You seem to be hesitant to spend the extra $$$ for the larger building and you keep bringing up the possibility of relocating. If you really think that you will be relocating in the next handful of years, hold off and buy the smaller building. You can build big when you get situated in a house where you plan on putting down some roots. In the meantime, you can save a few pennies and have a shop, by buying the smaller unit. $1200 difference will buy a lot of extras for the shop to get it comfortable and productive.

However, if you are planning on staying a while, go with the bigger unit. It will pay for itself in the long run and you will enjoy the extra space.

You must be one motivated individual, moving a building like that can be a task, especially if you are selling a home and moving to another location. I have seen whole houses moved by pros and there is a lot of work involved.
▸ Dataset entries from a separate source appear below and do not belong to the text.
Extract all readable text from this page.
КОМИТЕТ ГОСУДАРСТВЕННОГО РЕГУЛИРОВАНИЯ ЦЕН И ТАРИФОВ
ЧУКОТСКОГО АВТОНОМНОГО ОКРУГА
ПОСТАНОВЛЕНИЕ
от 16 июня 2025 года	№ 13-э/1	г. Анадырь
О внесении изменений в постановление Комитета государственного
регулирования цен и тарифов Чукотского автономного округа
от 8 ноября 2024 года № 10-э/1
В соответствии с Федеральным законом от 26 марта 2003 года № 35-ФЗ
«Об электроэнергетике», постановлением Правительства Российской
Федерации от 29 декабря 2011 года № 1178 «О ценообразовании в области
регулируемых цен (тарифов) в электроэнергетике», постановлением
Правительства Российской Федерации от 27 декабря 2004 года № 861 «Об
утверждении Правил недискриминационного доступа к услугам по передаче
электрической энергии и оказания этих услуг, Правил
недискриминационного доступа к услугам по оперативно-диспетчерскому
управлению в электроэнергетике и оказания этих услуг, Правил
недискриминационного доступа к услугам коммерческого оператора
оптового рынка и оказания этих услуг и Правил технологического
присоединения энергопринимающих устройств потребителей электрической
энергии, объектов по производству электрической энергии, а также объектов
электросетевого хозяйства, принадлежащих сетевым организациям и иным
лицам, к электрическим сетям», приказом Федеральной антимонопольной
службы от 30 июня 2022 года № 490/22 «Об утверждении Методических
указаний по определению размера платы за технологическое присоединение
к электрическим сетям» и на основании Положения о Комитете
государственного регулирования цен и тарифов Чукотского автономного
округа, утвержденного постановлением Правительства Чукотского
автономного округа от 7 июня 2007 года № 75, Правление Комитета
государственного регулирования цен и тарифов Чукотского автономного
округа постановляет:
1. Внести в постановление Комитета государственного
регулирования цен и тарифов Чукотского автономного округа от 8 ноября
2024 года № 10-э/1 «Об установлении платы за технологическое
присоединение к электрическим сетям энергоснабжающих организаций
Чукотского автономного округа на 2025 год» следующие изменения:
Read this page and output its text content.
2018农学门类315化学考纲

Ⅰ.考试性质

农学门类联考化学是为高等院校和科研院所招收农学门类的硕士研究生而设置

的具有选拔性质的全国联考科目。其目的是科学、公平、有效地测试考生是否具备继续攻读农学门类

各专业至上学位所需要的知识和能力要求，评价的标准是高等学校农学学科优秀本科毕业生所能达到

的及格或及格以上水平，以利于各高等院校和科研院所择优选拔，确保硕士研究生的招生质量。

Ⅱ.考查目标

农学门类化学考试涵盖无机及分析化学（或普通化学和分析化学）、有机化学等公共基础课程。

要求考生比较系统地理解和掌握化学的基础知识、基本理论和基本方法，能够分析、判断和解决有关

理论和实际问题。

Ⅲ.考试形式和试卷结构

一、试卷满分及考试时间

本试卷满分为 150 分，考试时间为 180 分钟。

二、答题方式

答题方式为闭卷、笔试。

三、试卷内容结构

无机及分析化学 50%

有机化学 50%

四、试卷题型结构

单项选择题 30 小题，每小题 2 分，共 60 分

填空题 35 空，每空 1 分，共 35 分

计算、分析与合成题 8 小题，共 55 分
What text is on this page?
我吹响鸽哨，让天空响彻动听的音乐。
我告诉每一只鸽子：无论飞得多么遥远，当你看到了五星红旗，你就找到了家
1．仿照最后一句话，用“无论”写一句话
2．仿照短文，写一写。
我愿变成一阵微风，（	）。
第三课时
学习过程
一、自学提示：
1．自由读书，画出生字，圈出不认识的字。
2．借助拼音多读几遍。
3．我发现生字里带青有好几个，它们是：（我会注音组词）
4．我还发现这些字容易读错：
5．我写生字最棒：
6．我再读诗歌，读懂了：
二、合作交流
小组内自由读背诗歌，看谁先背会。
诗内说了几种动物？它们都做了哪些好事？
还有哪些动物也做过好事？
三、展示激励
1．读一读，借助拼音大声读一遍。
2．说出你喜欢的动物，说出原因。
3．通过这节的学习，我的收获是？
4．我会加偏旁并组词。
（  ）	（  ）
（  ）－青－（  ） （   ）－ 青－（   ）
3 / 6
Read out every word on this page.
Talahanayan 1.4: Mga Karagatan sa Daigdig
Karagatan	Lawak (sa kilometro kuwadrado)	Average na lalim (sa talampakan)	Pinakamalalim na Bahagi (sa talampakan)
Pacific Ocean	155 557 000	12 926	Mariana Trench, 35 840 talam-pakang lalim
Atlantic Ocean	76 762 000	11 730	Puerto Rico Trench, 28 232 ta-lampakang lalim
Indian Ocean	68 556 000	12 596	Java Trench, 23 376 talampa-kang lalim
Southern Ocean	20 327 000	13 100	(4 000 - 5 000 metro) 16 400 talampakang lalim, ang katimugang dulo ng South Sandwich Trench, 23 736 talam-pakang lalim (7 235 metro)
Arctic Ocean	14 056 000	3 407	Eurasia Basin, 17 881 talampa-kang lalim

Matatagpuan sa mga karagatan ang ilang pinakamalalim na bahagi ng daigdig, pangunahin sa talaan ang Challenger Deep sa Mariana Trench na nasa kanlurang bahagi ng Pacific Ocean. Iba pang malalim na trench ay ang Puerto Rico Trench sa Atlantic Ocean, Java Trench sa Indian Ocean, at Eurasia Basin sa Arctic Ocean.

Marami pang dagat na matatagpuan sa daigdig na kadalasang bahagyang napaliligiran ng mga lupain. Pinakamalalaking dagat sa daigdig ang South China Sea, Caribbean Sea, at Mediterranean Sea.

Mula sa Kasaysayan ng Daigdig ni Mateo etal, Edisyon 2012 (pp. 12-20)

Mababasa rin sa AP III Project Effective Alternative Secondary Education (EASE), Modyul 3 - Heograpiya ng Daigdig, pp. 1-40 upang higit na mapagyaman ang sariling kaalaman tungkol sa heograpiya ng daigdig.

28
They do make it look easy enough to tackle but it gets to be a big job for one guy and a couple of buddies and limited equipment. Just some more thoughts to think about.

I am not trying to discourage the larger building, if I was spending your money, I would go big too. I am just thinking that you are not planning on sticking around at your current location for long.

Another option, that you may have already thought about, is adding on later down the road, when you find the space to be limiting. Adding an attached "lien-to" to the building a year or two later is always something to consider. You may be able to get by without a permit for something like that in your area, check first, but I personally wouldn't hesitate to do it that way.